When I had my baby last August, my job allowed eight weeks of "paid" maternity leave, which really meant I cashed in forty sick days, and four weeks of unpaid leave. If I chose, my employer guaranteed to hold my position, or a comparable position, for up to two years without pay and without benefits. Fearing the loss of salary and loss of great health insurance, I returned to work after twelve weeks. It was not long enough. At this point, I was barely physically and mentally ready for work. I had not slept through the night in months, my concentration was compromised, and I felt physically exhausted. My baby was nursing every three hours, which made it extremely difficult to leave her for eight hours or more. I pumped at work, which impacted my productivity and forced my co-workers to pick up my slack time and again. Had I gone back to work any earlier, I do not think I would have survived.

During my junior year of college, I spent a semester in Sweden where I learned about social democracy. While in Stockholm, I became fascinated by their parental-not maternity, but parental-leave policy. Swedish parents are given sixteen months of paid parental leave, which is divided between parents. In fact, the "secondary" parent, usually the father, is encouraged to use two months of parental leave to strengthen familial bonds and foster shared parenting. My husband's company does not even offer paternity leave. He used two weeks of paid vacation after our daughter's birth. Sure, the Swedes give nearly half of their salary to the government, but the social impact of such comprehensive policies makes me question our national priorities.

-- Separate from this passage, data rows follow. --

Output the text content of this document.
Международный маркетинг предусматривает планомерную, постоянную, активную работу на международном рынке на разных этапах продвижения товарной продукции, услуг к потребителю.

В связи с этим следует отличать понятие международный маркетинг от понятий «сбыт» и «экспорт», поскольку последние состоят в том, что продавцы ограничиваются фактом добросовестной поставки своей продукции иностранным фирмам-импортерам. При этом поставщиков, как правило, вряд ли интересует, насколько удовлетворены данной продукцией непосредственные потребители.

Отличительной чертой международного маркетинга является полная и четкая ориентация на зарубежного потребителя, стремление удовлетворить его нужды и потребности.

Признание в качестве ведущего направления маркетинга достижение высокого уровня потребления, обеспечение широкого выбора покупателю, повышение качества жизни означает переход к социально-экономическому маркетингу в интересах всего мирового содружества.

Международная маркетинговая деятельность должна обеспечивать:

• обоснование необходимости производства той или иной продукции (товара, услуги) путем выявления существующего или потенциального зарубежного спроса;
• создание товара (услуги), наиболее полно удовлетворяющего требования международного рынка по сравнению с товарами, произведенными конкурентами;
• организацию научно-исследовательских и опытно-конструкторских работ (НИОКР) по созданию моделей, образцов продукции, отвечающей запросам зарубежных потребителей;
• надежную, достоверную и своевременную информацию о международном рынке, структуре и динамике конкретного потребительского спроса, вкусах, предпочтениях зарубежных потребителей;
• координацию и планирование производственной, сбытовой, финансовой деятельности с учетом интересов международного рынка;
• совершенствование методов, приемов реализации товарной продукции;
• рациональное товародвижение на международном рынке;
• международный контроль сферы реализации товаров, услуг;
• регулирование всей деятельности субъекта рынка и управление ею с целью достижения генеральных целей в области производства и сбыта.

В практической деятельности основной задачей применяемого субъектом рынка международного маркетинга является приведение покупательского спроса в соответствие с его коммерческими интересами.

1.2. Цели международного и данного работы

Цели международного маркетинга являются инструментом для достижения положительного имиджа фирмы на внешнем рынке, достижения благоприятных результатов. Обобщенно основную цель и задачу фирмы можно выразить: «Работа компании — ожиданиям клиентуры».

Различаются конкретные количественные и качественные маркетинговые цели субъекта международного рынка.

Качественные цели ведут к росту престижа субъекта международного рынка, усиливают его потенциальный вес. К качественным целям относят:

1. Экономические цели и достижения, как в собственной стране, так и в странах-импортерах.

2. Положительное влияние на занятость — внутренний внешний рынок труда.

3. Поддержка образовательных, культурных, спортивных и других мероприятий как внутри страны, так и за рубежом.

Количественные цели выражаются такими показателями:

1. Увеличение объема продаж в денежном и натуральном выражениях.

With many families dependent upon dual-incomes, how are parents expected to nurture and raise kind, thoughtful, and socially responsible children when they spend most of their time at work? How are mothers expected to sufficiently care for their babies and themselves if they return to work after a mere two months? The SJC's latest ruling prioritizes generating money over strengthening families, which seems really backward to me. While other nations, including nations with much lower gross domestic products, move forward with progressive maternity, or parental leave policies, our country seems to lag further and further behind. I am not sure what the SJC was thinking, but do you think eight weeks of maternity leave is truly enough?


  1. I am not familiar with what the policy was in Mass before, but have to say that 8 weeks is not enough. 12 is barely enough! When I do have another child, I am going to try to stretch the limits out of it like no other. It can take 12 weeks in my office just to find someone new to replace you, and another 12 weeks for them to be a useful asset to a team. The extra few weeks it would mean to bonding and recovering, would make you/me infinitely more productive.

  2. Previously, the Massachusetts Maternity Leave Act still only offered eight weeks of job-secured maternity leave, however people used the law as a grounds for sueing their employers if they lost their job after taking more than eight weeks of leave. This ruling ensures employees cannot use the Maternity Leave Act as a grounds for legal action if they are fired for taking more time off. I guess the Massacushetts Commission Against Discrimination, which enforces the law, also occasionally blurred the lines of the law by giving mamas eight weeks for each baby (so mamas of twins got 16 weeks), and granting leave to fathers (the law states explicitly female employees only). This ruling ensures the law is followed and protects employers from lawsuits. It doesn't reduce the amount of time women are able to use for maternity leave, just makes things more clearly defined.